Um país macroeconomicamente aborrecido

Portugal, do ponto de vista do noticiário económico internacional, perdeu a graça. Passámos a ser um país macroeconomicamente aborrecido. Ainda bem.

Contava-me há tempos um ex-correspondente de imprensa em Portugal durante os anos pós-revolucionários que um dia, quando ele estava à beira de terminar aqui o seu trabalho e abandonar o nosso país, o então primeiro-ministro Mário Soares decidiu convidá-lo a ele e aos confrades da imprensa estrangeira para um almoço. E na altura do brinde, para surpresa de todos, não só Soares elogiou o correspondente de imprensa que partia como lhe disse: “ainda bem que se vai embora”. E acrescentou: “os correspondentes de imprensa gostam de estar onde há desgraças; a sua partida é sinal de que vamos passar a ser um país aborrecido”. Evidentemente, Portugal não iria deixar de ter problemas e os políticos como Mário Soares não iriam deixar de ter matéria com que se entreter. Mas, do ponto de vista da imprensa internacional, sem golpes e contra-golpes de estado, sem tanques nas ruas, sem estar à beira da guerra civil, Portugal perdia a graça. Pior para os correspondentes, melhor para os portugueses.

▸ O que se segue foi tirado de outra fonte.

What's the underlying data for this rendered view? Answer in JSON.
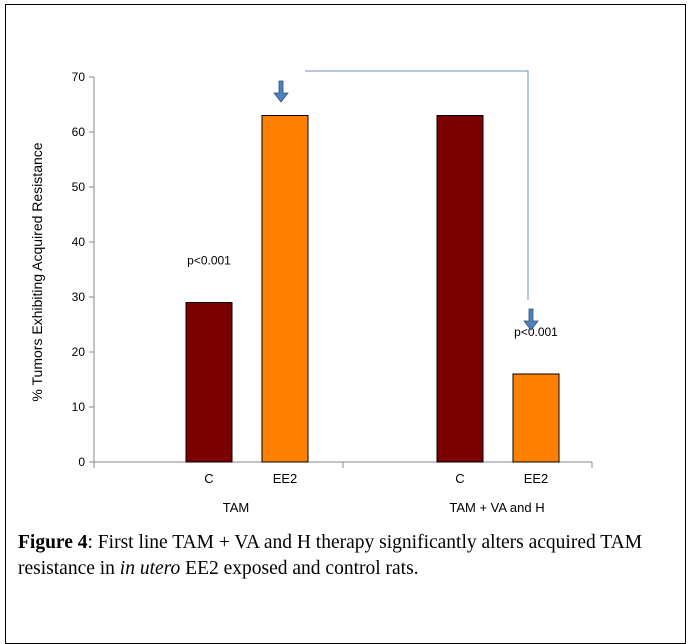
{
  "chart_data": {
    "type": "bar",
    "ylabel": "% Tumors Exhibiting Acquired Resistance",
    "xlabel": "",
    "ylim": [
      0,
      70
    ],
    "yticks": [
      0,
      10,
      20,
      30,
      40,
      50,
      60,
      70
    ],
    "groups": [
      {
        "name": "TAM",
        "bars": [
          {
            "label": "C",
            "value": 29,
            "color": "#7b0000",
            "annotation": "p<0.001"
          },
          {
            "label": "EE2",
            "value": 63,
            "color": "#ff8000",
            "annotation": ""
          }
        ]
      },
      {
        "name": "TAM + VA and H",
        "bars": [
          {
            "label": "C",
            "value": 63,
            "color": "#7b0000",
            "annotation": ""
          },
          {
            "label": "EE2",
            "value": 16,
            "color": "#ff8000",
            "annotation": "p<0.001"
          }
        ]
      }
    ],
    "arrow_color": "#4f81bd",
    "bracket_color": "#6b8ec2"
  },
  "caption": {
    "label": "Figure 4",
    "text_1": ": First line TAM + VA and H therapy significantly alters acquired TAM resistance in ",
    "italic": "in utero",
    "text_2": " EE2 exposed and control rats."
  }
}
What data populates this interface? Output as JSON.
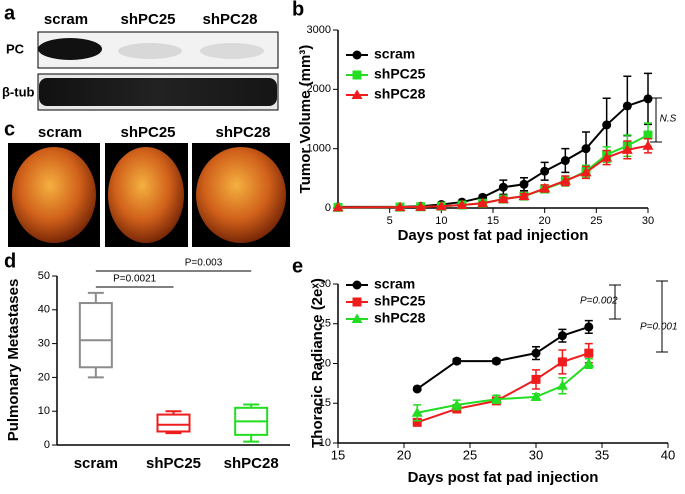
{
  "blot": {
    "label": "a",
    "lanes": [
      "scram",
      "shPC25",
      "shPC28"
    ],
    "rows": [
      "PC",
      "β-tub"
    ]
  },
  "photos": {
    "label": "c",
    "lanes": [
      "scram",
      "shPC25",
      "shPC28"
    ]
  },
  "chart_data": [
    {
      "type": "line",
      "label": "b",
      "y_label": "Tumor Volume (mm³)",
      "x_label": "Days post fat pad injection",
      "x": [
        0,
        6,
        8,
        10,
        12,
        14,
        16,
        18,
        20,
        22,
        24,
        26,
        28,
        30
      ],
      "xlim": [
        0,
        30
      ],
      "xticks": [
        5,
        10,
        15,
        20,
        25,
        30
      ],
      "ylim": [
        0,
        3000
      ],
      "yticks": [
        0,
        1000,
        2000,
        3000
      ],
      "series": [
        {
          "name": "scram",
          "color": "#000000",
          "marker": "circle",
          "values": [
            20,
            20,
            30,
            60,
            100,
            180,
            350,
            400,
            620,
            800,
            1000,
            1400,
            1720,
            1840
          ],
          "errors": [
            0,
            0,
            0,
            10,
            20,
            30,
            120,
            110,
            150,
            200,
            280,
            450,
            500,
            430
          ]
        },
        {
          "name": "shPC25",
          "color": "#22dd22",
          "marker": "square",
          "values": [
            10,
            15,
            20,
            30,
            50,
            80,
            150,
            200,
            320,
            450,
            620,
            900,
            1050,
            1230
          ],
          "errors": [
            0,
            0,
            0,
            0,
            0,
            20,
            40,
            40,
            60,
            80,
            100,
            130,
            180,
            200
          ]
        },
        {
          "name": "shPC28",
          "color": "#ee1c1c",
          "marker": "triangle",
          "values": [
            10,
            15,
            20,
            30,
            50,
            80,
            150,
            200,
            330,
            460,
            600,
            850,
            980,
            1050
          ],
          "errors": [
            0,
            0,
            0,
            0,
            0,
            20,
            30,
            40,
            60,
            80,
            100,
            120,
            150,
            120
          ]
        }
      ],
      "annotation": "N.S"
    },
    {
      "type": "box",
      "label": "d",
      "y_label": "Pulmonary Metastases",
      "categories": [
        "scram",
        "shPC25",
        "shPC28"
      ],
      "colors": [
        "#8c8c8c",
        "#ee1c1c",
        "#22dd22"
      ],
      "boxes": [
        {
          "min": 20,
          "q1": 23,
          "median": 31,
          "q3": 42,
          "max": 45
        },
        {
          "min": 3.5,
          "q1": 4,
          "median": 6,
          "q3": 9,
          "max": 10
        },
        {
          "min": 1,
          "q1": 3,
          "median": 7,
          "q3": 11,
          "max": 12
        }
      ],
      "ylim": [
        0,
        50
      ],
      "yticks": [
        0,
        10,
        20,
        30,
        40,
        50
      ],
      "annotations": [
        "P=0.0021",
        "P=0.003"
      ]
    },
    {
      "type": "line",
      "label": "e",
      "y_label": "Thoracic Radiance (2eˣ)",
      "x_label": "Days post fat pad injection",
      "x": [
        21,
        24,
        27,
        30,
        32,
        34
      ],
      "xlim": [
        15,
        40
      ],
      "xticks": [
        15,
        20,
        25,
        30,
        35,
        40
      ],
      "ylim": [
        10,
        30
      ],
      "yticks": [
        10,
        15,
        20,
        25,
        30
      ],
      "series": [
        {
          "name": "scram",
          "color": "#000000",
          "marker": "circle",
          "values": [
            16.8,
            20.3,
            20.3,
            21.3,
            23.5,
            24.6
          ],
          "errors": [
            0.2,
            0.3,
            0.3,
            0.8,
            0.8,
            0.8
          ]
        },
        {
          "name": "shPC25",
          "color": "#ee1c1c",
          "marker": "square",
          "values": [
            12.6,
            14.3,
            15.3,
            18,
            20.2,
            21.3
          ],
          "errors": [
            0.4,
            0.5,
            0.4,
            1.2,
            1.5,
            1.2
          ]
        },
        {
          "name": "shPC28",
          "color": "#22dd22",
          "marker": "triangle",
          "values": [
            13.8,
            14.8,
            15.5,
            15.8,
            17.2,
            20
          ],
          "errors": [
            1,
            0.6,
            0.5,
            0.4,
            1,
            0.6
          ]
        }
      ],
      "annotations": [
        "P=0.002",
        "P=0.001"
      ]
    }
  ]
}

Ouvi esta história e contei-a a uns amigos aqui há um par de meses. E a primeira reação foi a seguinte: “não sei se sabes, mas o Wall Street Journal acabou de retirar o seu correspondente de Portugal”. Ou seja, um dos grandes jornais financeiros do mundo acha que Portugal deixou de ter interesse. Isto é interessante, mas para nós: não quer dizer que Portugal vá deixar de ter problemas económico-financeiros, mas quer dizer que Portugal, do ponto de vista do noticiário económico internacional, perdeu a graça. Passámos a ser um país macroeconomicamente aborrecido. Ainda bem.

A saída de um correspondente da imprensa internacional é, pois, um sinal dessa bem-vinda mudança de estatuto. Mas não é o único. Há, por exemplo, sinais claros de aproximação sobre a questão da dívida, desde o relatório do Grupo de Trabalho sobre a Dívida Pública, que se resguardou de decretar a insustentabilidade da dívida portuguesa e enjeitou defender a sua renegociação unilateral, às declarações de Mário Centeno que mais recentemente proclamou taxativamente a sustentabilidade da mesma. O crescimento económico, em que Portugal é um dos países que puxa pela subida da média da zona euro, ajuda a baixar o défice com menos esforço. A saída do procedimento por défice excessivo dá alguma folga para o investimento e, num futuro plausível, a subida da notação portuguesa nas agências da especialidade ajudará os juros a baixar. Poderíamos continuar.

Tudo isto são tendências previsíveis desde o ano passado. Enquanto isso, porém, o país jornalístico e político obcecava-se com duas notícias que não deram em nada: se bem se lembram, tivemos no primeiro semestre as sanções que não vieram e, no segundo semestre os SMS de Mário Centeno que o seu destinatário na Caixa Geral de Depósitos diz que afinal não mostrou a ninguém. Como é natural, os correspondentes da imprensa financeira internacional não ficam aqui para caçar gambozinos desta linhagem. Mas o país político e jornalístico não tem outra hipóteses, e custa-lhe fazer o desmame das emoções fortes e aceitar que passámos da montanha-russa para a geringonça.

Há, no horizonte, duas respostas possíveis a esta situação. A primeira, que é mais provável, será o aumento da conflitualidade política, de forma mais ou menos artificial, através de “casos” — nomeadamente com a aproximação das eleições — que encham os noticiários e entretenham os políticos. A segunda, que seria a resposta mais consequente, consistiria em dirigir o debate para a seguinte pergunta: como é que Portugal sai do seu longuíssimo ciclo da vulnerabilidade? No passado (bem antes de haver euro, imaginem) Portugal explorava colónias, empobrecia ditatorialmente, emigrava, ou falia de quando em vez. E agora?

Aí está uma questão aborrecidíssima para o Wall Street Journal e o Financial Times. Quem sabe, é capaz de ser interessante para nós.